Mississippi enacted its law in 2018 amid a number of similar laws passed in Republican-led states. All of those laws were later blocked by lower courts.
Major turnaround:
Mississippi asked the court to review the lower court ruling blocking its ban last year before the death of liberal Justice Ruth Bader Ginsburg.
It stressed at the time that there was no need to overturn Roe to uphold the state’s law.
“To be clear, the questions presented in this petition do not require the Court to overturn Roe or Casey,” Fitch wrote at the time.
But the state has had a significant shift after former President Donald Trump replaced Ginsburg with conservative Justice Amy Coney Barrett.

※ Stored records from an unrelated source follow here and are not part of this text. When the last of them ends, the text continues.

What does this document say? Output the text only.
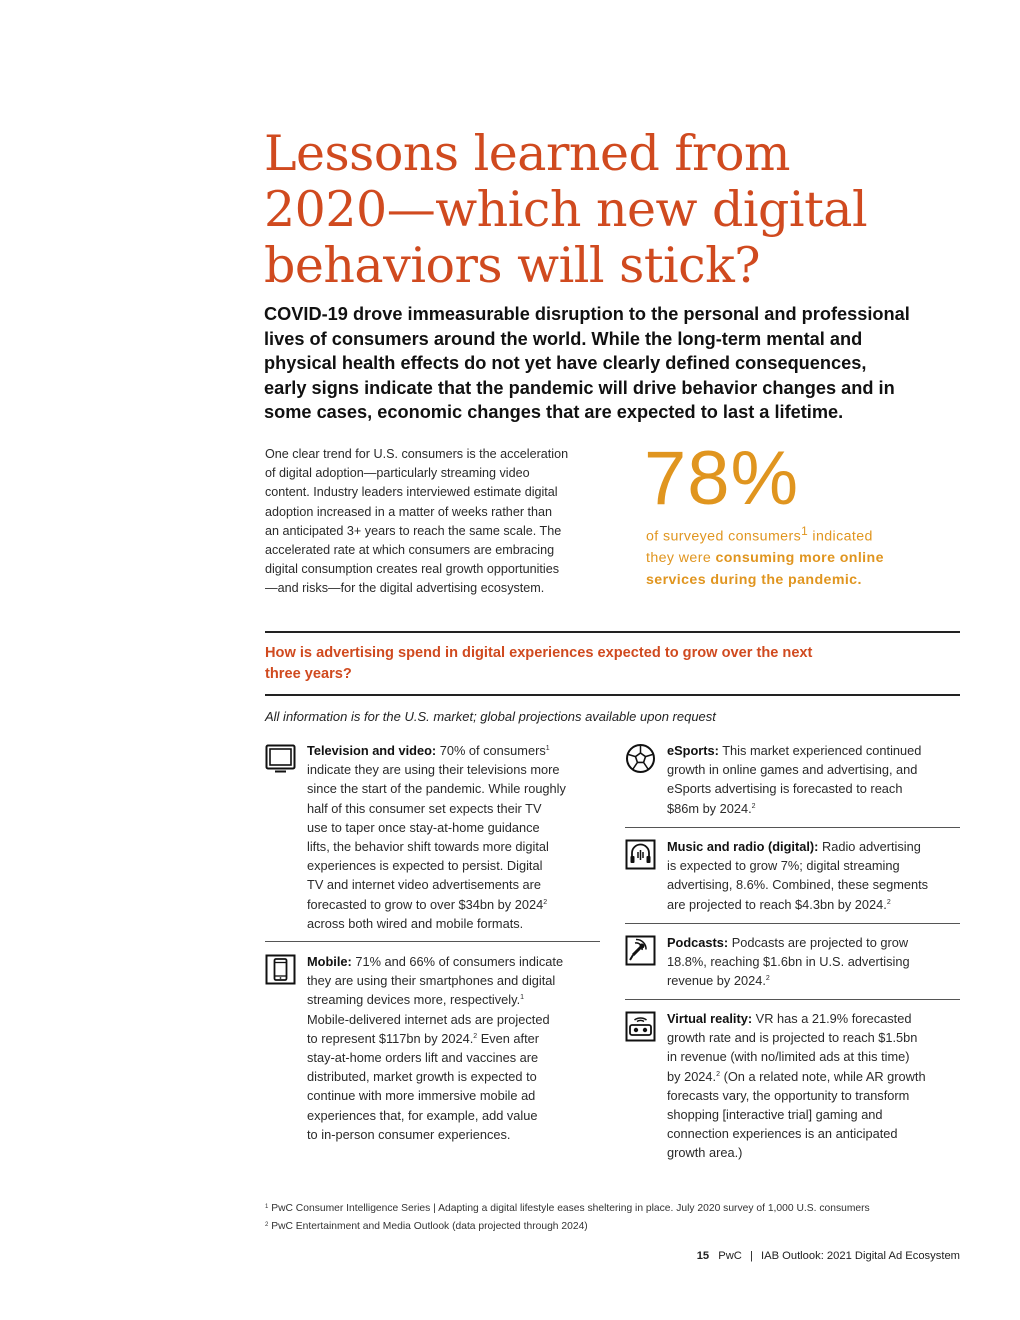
Lessons learned from
2020—which new digital
behaviors will stick?

COVID-19 drove immeasurable disruption to the personal and professional
lives of consumers around the world. While the long-term mental and
physical health effects do not yet have clearly defined consequences,
early signs indicate that the pandemic will drive behavior changes and in
some cases, economic changes that are expected to last a lifetime.

One clear trend for U.S. consumers is the acceleration
of digital adoption—particularly streaming video
content. Industry leaders interviewed estimate digital
adoption increased in a matter of weeks rather than
an anticipated 3+ years to reach the same scale. The
accelerated rate at which consumers are embracing
digital consumption creates real growth opportunities
—and risks—for the digital advertising ecosystem.

78%

of surveyed consumers$^1$ indicated
they were consuming more online
services during the pandemic.

How is advertising spend in digital experiences expected to grow over the next
three years?

All information is for the U.S. market; global projections available upon request

Television and video: 70% of consumers$^1$
indicate they are using their televisions more
since the start of the pandemic. While roughly
half of this consumer set expects their TV
use to taper once stay-at-home guidance
lifts, the behavior shift towards more digital
experiences is expected to persist. Digital
TV and internet video advertisements are
forecasted to grow to over $34bn by 2024$^2$
across both wired and mobile formats.

Mobile: 71% and 66% of consumers indicate
they are using their smartphones and digital
streaming devices more, respectively.$^1$
Mobile-delivered internet ads are projected
to represent $117bn by 2024.$^2$ Even after
stay-at-home orders lift and vaccines are
distributed, market growth is expected to
continue with more immersive mobile ad
experiences that, for example, add value
to in-person consumer experiences.

eSports: This market experienced continued
growth in online games and advertising, and
eSports advertising is forecasted to reach
$86m by 2024.$^2$

Music and radio (digital): Radio advertising
is expected to grow 7%; digital streaming
advertising, 8.6%. Combined, these segments
are projected to reach $4.3bn by 2024.$^2$

Podcasts: Podcasts are projected to grow
18.8%, reaching $1.6bn in U.S. advertising
revenue by 2024.$^2$

Virtual reality: VR has a 21.9% forecasted
growth rate and is projected to reach $1.5bn
in revenue (with no/limited ads at this time)
by 2024.$^2$ (On a related note, while AR growth
forecasts vary, the opportunity to transform
shopping [interactive trial] gaming and
connection experiences is an anticipated
growth area.)

$^1$ PwC Consumer Intelligence Series | Adapting a digital lifestyle eases sheltering in place. July 2020 survey of 1,000 U.S. consumers
$^2$ PwC Entertainment and Media Outlook (data projected through 2024)
15 PwC | IAB Outlook: 2021 Digital Ad Ecosystem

With a 6-3 conservative majority, the Supreme Court in May said ti would review the Mississippi case.
What’s next?:
Legal experts generally doubt that the court would outright overturn Roe but many believe that the court will chip away at abortion rights protections.
The Center for Reproductive Rights, which filed the lawsuit that led to the law being blocked, called the state’s new push to overturn Roe “extreme and regressive.”
“Their goal is for the Supreme Court to take away our right to control our own bodies and our own futures—not just in Mississippi, but everywhere,” the group said.